Civilian employee with Navy drops 130 pounds

  • Published
  • By Nick DeCicco
  • 60th Air Mobility Wing Public Affairs
Kirsten Lim knows the harsh pain of silent judgment that can come with being overweight.

She's seen looks and felt casual cruelty from strangers. Once tipping the scale at 400 pounds, Lim was once asked by a flight attendant how she even got on a plane.
Such remarks took their toll and, in March 2010, she decided to change her circumstances.

Lim, Navy Resident Officer in Charge of Construction management assistant at Travis, began hitting the Travis Fitness Center and changing her diet in an effort to lose more 250 pounds.
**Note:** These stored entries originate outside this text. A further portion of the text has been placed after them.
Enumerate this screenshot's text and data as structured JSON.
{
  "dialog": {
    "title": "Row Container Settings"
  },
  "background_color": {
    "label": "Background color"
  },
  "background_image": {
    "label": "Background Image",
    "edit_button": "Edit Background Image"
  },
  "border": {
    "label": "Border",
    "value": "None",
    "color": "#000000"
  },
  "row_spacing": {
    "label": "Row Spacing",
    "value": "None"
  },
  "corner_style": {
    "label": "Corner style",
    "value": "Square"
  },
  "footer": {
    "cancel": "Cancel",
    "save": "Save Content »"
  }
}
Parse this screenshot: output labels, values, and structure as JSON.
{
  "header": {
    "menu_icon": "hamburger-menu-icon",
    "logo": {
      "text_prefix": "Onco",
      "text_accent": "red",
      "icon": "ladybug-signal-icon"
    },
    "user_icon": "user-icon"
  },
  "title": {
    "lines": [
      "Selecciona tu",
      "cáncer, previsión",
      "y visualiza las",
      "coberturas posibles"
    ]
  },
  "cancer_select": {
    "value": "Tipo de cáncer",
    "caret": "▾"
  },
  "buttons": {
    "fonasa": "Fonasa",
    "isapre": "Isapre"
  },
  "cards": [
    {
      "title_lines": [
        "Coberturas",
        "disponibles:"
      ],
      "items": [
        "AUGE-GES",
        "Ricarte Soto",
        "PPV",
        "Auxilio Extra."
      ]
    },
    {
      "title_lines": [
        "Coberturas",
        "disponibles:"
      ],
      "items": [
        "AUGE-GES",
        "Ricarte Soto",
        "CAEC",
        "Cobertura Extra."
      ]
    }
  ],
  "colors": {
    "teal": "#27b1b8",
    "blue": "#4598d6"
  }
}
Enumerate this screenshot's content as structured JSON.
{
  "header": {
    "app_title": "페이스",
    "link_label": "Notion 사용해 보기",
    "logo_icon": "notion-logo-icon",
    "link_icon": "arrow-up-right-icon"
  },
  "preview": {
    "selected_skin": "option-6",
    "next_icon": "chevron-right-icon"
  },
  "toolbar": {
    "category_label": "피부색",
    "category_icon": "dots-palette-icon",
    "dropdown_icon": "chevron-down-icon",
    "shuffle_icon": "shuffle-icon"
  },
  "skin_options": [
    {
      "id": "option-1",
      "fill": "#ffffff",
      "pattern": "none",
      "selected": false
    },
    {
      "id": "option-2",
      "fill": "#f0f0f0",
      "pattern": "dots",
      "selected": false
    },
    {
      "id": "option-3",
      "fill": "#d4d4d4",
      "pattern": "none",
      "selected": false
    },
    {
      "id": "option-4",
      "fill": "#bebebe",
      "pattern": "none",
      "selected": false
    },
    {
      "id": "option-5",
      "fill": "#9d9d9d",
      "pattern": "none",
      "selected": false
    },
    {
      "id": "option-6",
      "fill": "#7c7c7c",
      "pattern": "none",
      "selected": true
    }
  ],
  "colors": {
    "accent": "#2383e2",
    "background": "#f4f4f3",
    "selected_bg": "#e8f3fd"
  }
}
Fast forward 27 months and Lim is now more than halfway to her goal, having shed 130 pounds.

Lim said it didn't register how tremendous a change that it was until her trainer, Diana Duterte, a contractor who works at the fitness center, put it in different terms.

"It's like a whole supermodel," she said with a smirk.

Dropping the mass equivalent of Kate Upton hasn't come without sacrifices.

Lim leaves her Oakland home at 3 a.m. on weekdays so she can visit the gym before going to work in the ROICC office. She exercises five to seven days a week, including going back to the gym on her lunch breaks. She tries to burn as many as 1,500 calories per day at the gym.

In the process, Lim has shrunk from a size 30 to a size 14.

"There's no such thing as sitting around anymore," she said.

To keep herself focused, she meets regularly with Duterte as well as a nutritionist. She's eating 1,200 calories a day in order to meet her goal.

Duterte said Lim has transformed and not just physically.

"Her whole attitude, everything is different," Duterte said. "I see the changes as clothes sizes go down."

The 24-year employee of the Department of Defense, Lim echoed Duterte's comments.
"Losing the weight has made me fearless," Lim said. "When I was 400 pounds, I was quiet. I used to let people walk all over me."

Duterte said many of her clients are focusing on improving a specific aspect of their bodies, but she is able to tailor Lim's workout to needs the focus on her entire body.

"You have to go with each person and know their capabilities and start from there," Duterte said. "She's really dedicated to lose the weight. She's an amazing person to work with."

Lim had the figure of a model when she was in high school, Duterte said.

"She's gone to both extremes," she said. "I think she's trying to find that medium where you're healthy and you're comfortable and you stay there."

She also does things with her kids on weekends, including hiking with her dog in the Oakland Hills and working out at the United States Coast Guard Base in Alameda.

She added a 15-foot trampoline in the backyard, giving her and her children an opportunity to workout and have fun together outdoors.

She said her five kids, ranging in age from 14 to 32, have seen a dramatic difference in her attitude.

"I don't think they like the energy I have now," she joked.

Gone are some of Lim's poor eating choices from the past. She admits she used to keep a tub of licorice in the car specifically to have a snack on the ride to and from work.

Lim's active lifestyle has even changed her outlook on an upcoming family vacation. A trip to Hawaii is set to include many activities she would not have previously pursued such as canoeing and snorkeling.

She credits her progress to her access to the facilities at Travis.

"I'm lucky to use the facilities on base," she said. "I don't know if I'd be as far as I am without it."